De início, é importante considerar a insuficiente atuação do Estado no combate à exploração laboral. Sob esse viés, o escritor Gilberto Dimenstain em sua obra"O Cidadão de Papel" disserta sobre a ineficiência estatal em garantir os direitos normativos. Diante disso, a baixa fiscalização e a impunidade faz com que muitas pessoas sejam submetidas a jornadas e condições sub-humanas em fazendas e indústrias que remetem ao período da colonização.

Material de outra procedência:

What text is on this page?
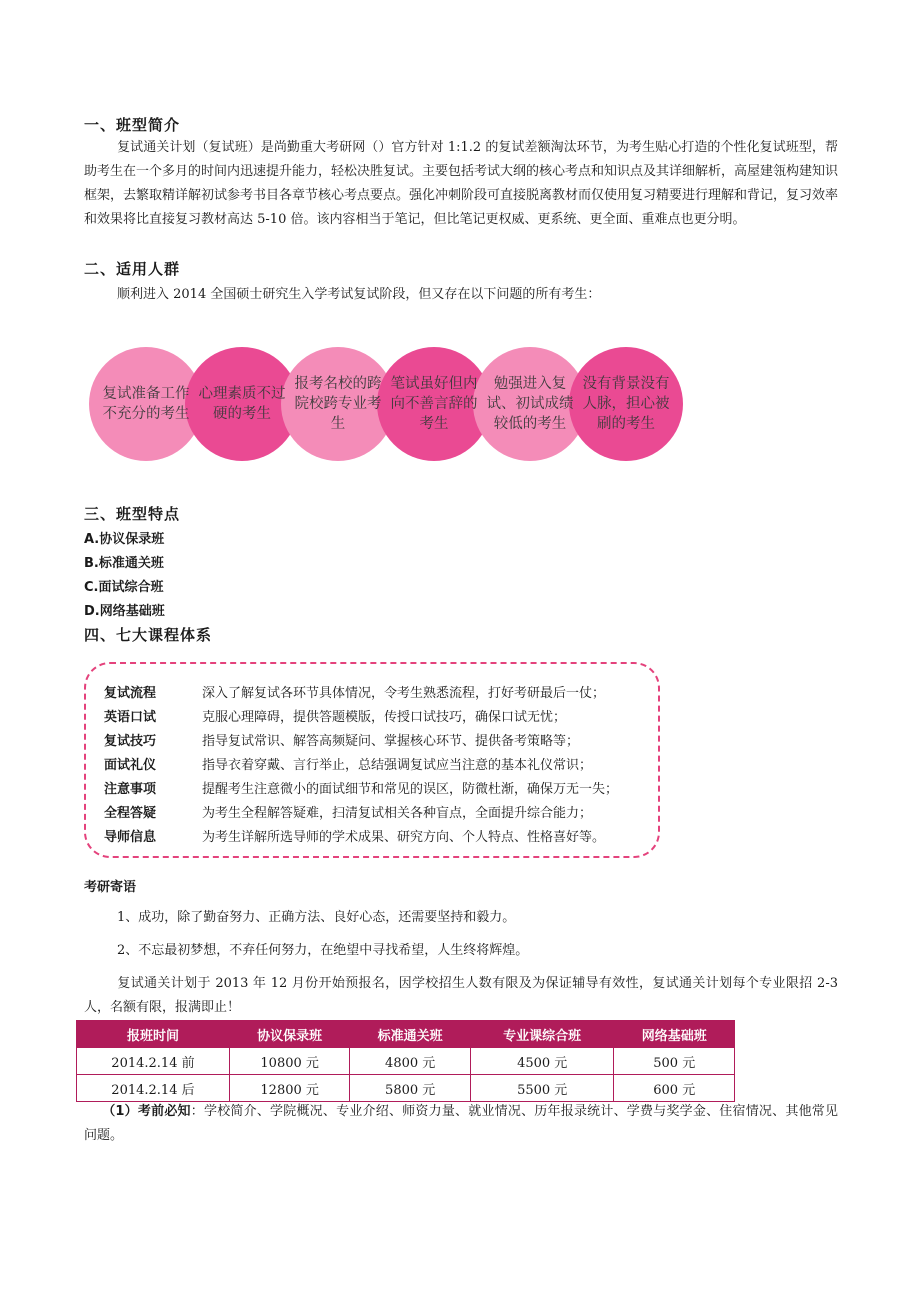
一、班型简介
复试通关计划（复试班）是尚勤重大考研网（）官方针对 1:1.2 的复试差额淘汰环节，为考生贴心打造的个性化复试班型，帮助考生在一个多月的时间内迅速提升能力，轻松决胜复试。主要包括考试大纲的核心考点和知识点及其详细解析，高屋建瓴构建知识框架，去繁取精详解初试参考书目各章节核心考点要点。强化冲刺阶段可直接脱离教材而仅使用复习精要进行理解和背记，复习效率和效果将比直接复习教材高达 5-10 倍。该内容相当于笔记，但比笔记更权威、更系统、更全面、重难点也更分明。
二、适用人群
顺利进入 2014 全国硕士研究生入学考试复试阶段，但又存在以下问题的所有考生：
复试准备工作不充分的考生
心理素质不过硬的考生
报考名校的跨院校跨专业考生
笔试虽好但内向不善言辞的考生
勉强进入复试、初试成绩较低的考生
没有背景没有人脉，担心被刷的考生
三、班型特点
A.协议保录班
B.标准通关班
C.面试综合班
D.网络基础班
四、七大课程体系
复试流程	深入了解复试各环节具体情况，令考生熟悉流程，打好考研最后一仗；
英语口试	克服心理障碍，提供答题模版，传授口试技巧，确保口试无忧；
复试技巧	指导复试常识、解答高频疑问、掌握核心环节、提供备考策略等；
面试礼仪	指导衣着穿戴、言行举止，总结强调复试应当注意的基本礼仪常识；
注意事项	提醒考生注意微小的面试细节和常见的误区，防微杜渐，确保万无一失；
全程答疑	为考生全程解答疑难，扫清复试相关各种盲点，全面提升综合能力；
导师信息	为考生详解所选导师的学术成果、研究方向、个人特点、性格喜好等。
考研寄语
1、成功，除了勤奋努力、正确方法、良好心态，还需要坚持和毅力。
2、不忘最初梦想，不弃任何努力，在绝望中寻找希望，人生终将辉煌。
复试通关计划于 2013 年 12 月份开始预报名，因学校招生人数有限及为保证辅导有效性，复试通关计划每个专业限招 2-3 人，名额有限，报满即止！
报班时间	协议保录班	标准通关班	专业课综合班	网络基础班
2014.2.14 前	10800 元	4800 元	4500 元	500 元
2014.2.14 后	12800 元	5800 元	5500 元	600 元
（1）考前必知：学校简介、学院概况、专业介绍、师资力量、就业情况、历年报录统计、学费与奖学金、住宿情况、其他常见问题。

Ademais, outro entrave que contribui para essa prática é a avidez por lucro do ser humano. Nesse ínterim, a busca pelo ganho sem escrúpulo consequência do capitalismo selvagem faz com que o homem sujeite a outros à situação de semi-servidão, sendo esse egoísmo, em parte, protudo da sociedade, como afirma o sociólogo Durkheim. Nesse sentido, a “sociedade de consumo” não respeita parâmetros morais desde que suas ações resultem em ganho.
Logo, sabendo disso, medidas são necessárias para combater essa situação. Para isso, o Ministério do Trabalhho, órgão responsável pela regulamentação e fiscalização do serviço laboral no país, deve propor a criação de lei, ao Congresso Nacional, no intuito de ampliar a penalidade para casos de crime configurados como análogos ao regime de escravidão. É necessário também, aumentar os agentes fiscalizadores para garantir ao trabalhador condições dignas de serviço, a fim de que o Estado possa contradizer a assertiva dimenstamiana e garantir seu papel de garantir os direitos e a dignidade de seus cidadãos.